Additionally, because this by-product modifies the behavior of important immune cells and prevents them from becoming fully active, it has potential as an inhibitor of common inflammatory diseases.
Trypanosomes are parasites of the mammalian bloodstream that rely on biting flies – like the tsetse fly — for transmission. They must constantly evade their hosts’ immune defenses through waves of infections, while simultaneously prolonging the survival of their hosts, so as to ensure life-cycle completion and future transmission via other biting flies.
Neither vaccination nor prophylactic intervention is possible, and all current treatments have associated limitations that restrict their application. Although cases of human infection have declined recently these parasites still represent a major societal burden across 36 sub-Saharan countries that are within range of the tsetse fly vector.
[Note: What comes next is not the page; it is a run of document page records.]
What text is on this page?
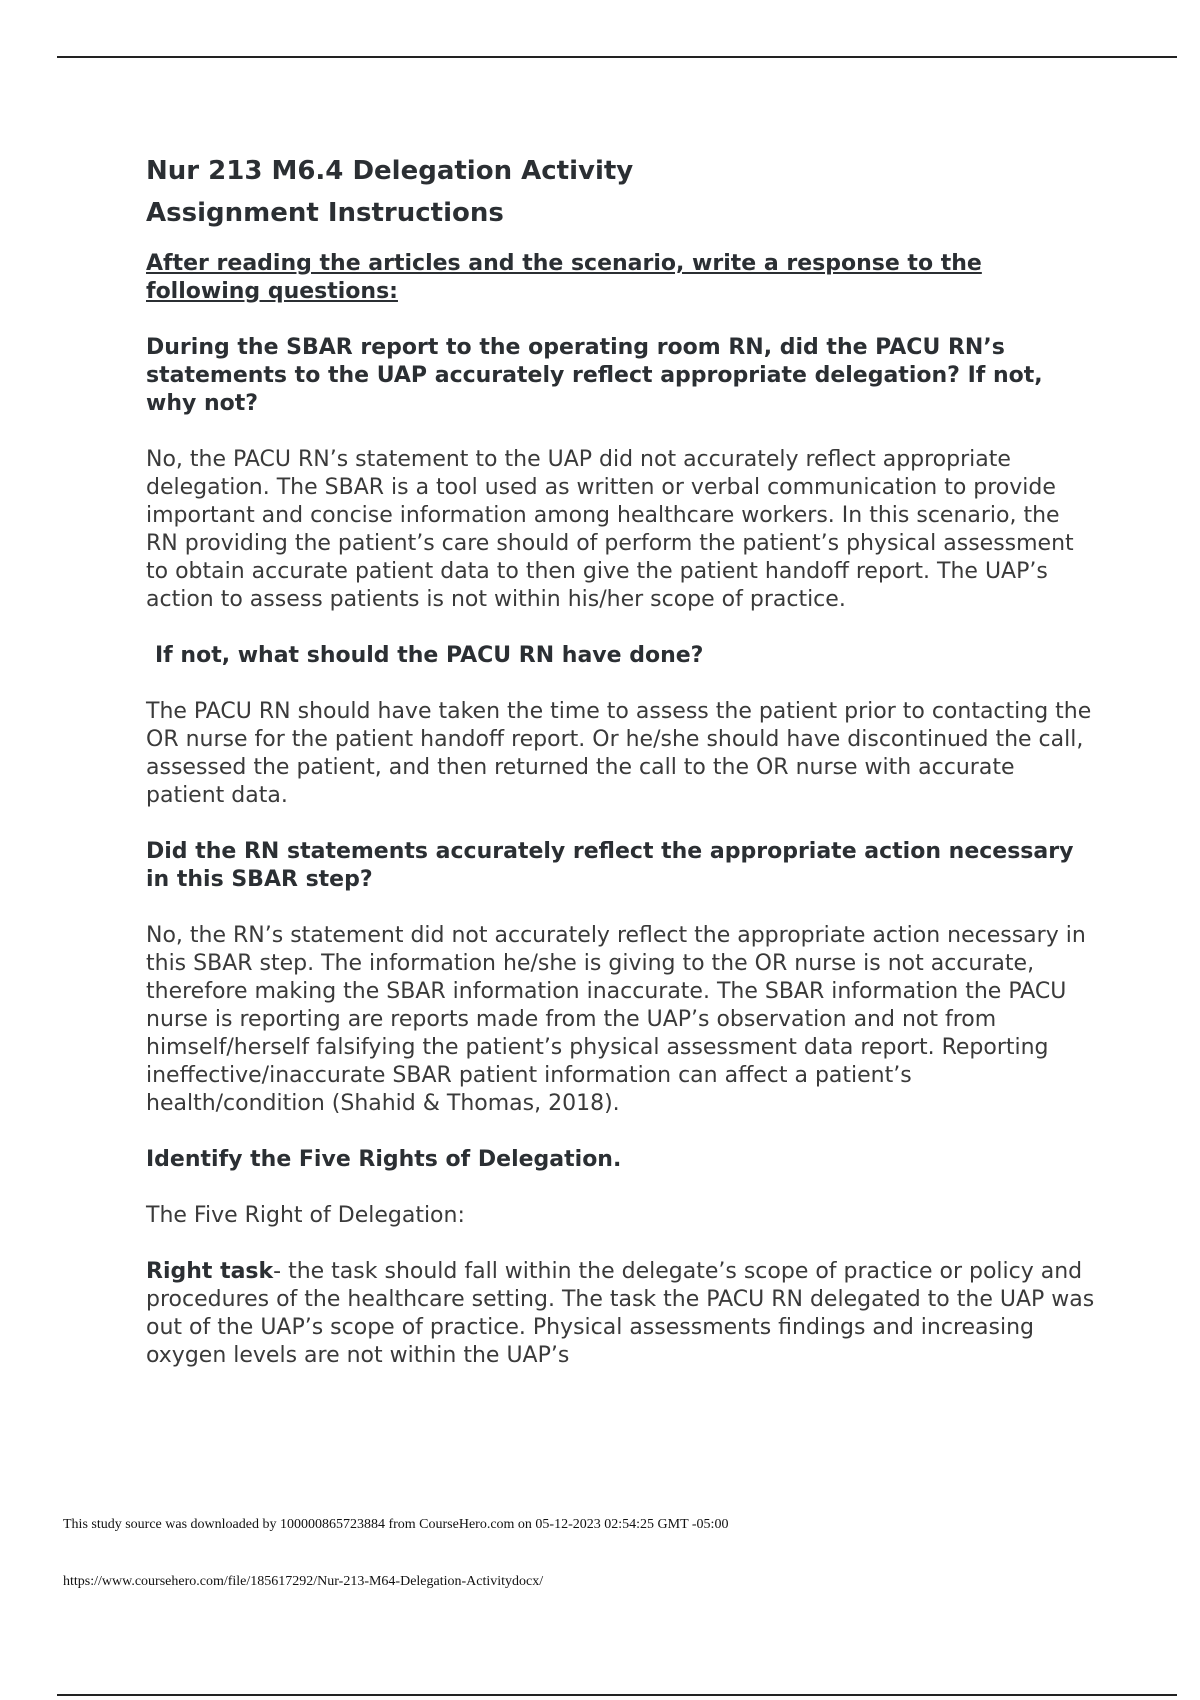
Nur 213 M6.4 Delegation Activity
Assignment Instructions

After reading the articles and the scenario, write a response to the following questions:

During the SBAR report to the operating room RN, did the PACU RN’s statements to the UAP accurately reflect appropriate delegation? If not, why not?

No, the PACU RN’s statement to the UAP did not accurately reflect appropriate delegation. The SBAR is a tool used as written or verbal communication to provide important and concise information among healthcare workers. In this scenario, the RN providing the patient’s care should of perform the patient’s physical assessment to obtain accurate patient data to then give the patient handoff report. The UAP’s action to assess patients is not within his/her scope of practice.

If not, what should the PACU RN have done?

The PACU RN should have taken the time to assess the patient prior to contacting the OR nurse for the patient handoff report. Or he/she should have discontinued the call, assessed the patient, and then returned the call to the OR nurse with accurate patient data.

Did the RN statements accurately reflect the appropriate action necessary in this SBAR step?

No, the RN’s statement did not accurately reflect the appropriate action necessary in this SBAR step. The information he/she is giving to the OR nurse is not accurate, therefore making the SBAR information inaccurate. The SBAR information the PACU nurse is reporting are reports made from the UAP’s observation and not from himself/herself falsifying the patient’s physical assessment data report. Reporting ineffective/inaccurate SBAR patient information can affect a patient’s health/condition (Shahid & Thomas, 2018).

Identify the Five Rights of Delegation.

The Five Right of Delegation:

Right task- the task should fall within the delegate’s scope of practice or policy and procedures of the healthcare setting. The task the PACU RN delegated to the UAP was out of the UAP’s scope of practice. Physical assessments findings and increasing oxygen levels are not within the UAP’s

This study source was downloaded by 100000865723884 from CourseHero.com on 05-12-2023 02:54:25 GMT -05:00
https://www.coursehero.com/file/185617292/Nur-213-M64-Delegation-Activitydocx/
“The advantage for the parasite of excreting indolepyruvate is that it modulates the inflammatory and immune responses of the host — especially at the peaks of infection. This prolongs host survival and thereby potentiates the transmission of the parasite to the tsetse fly, which ensures it can complete its life cycle.”
“We are hopeful that by solving the riddle of the putrid camel pee, these new insights have unearthed a potential target for anti-trypanosome therapies, which are badly needed as sleeping sickness continues to claim a huge number of lives in sub-Saharan Africa.”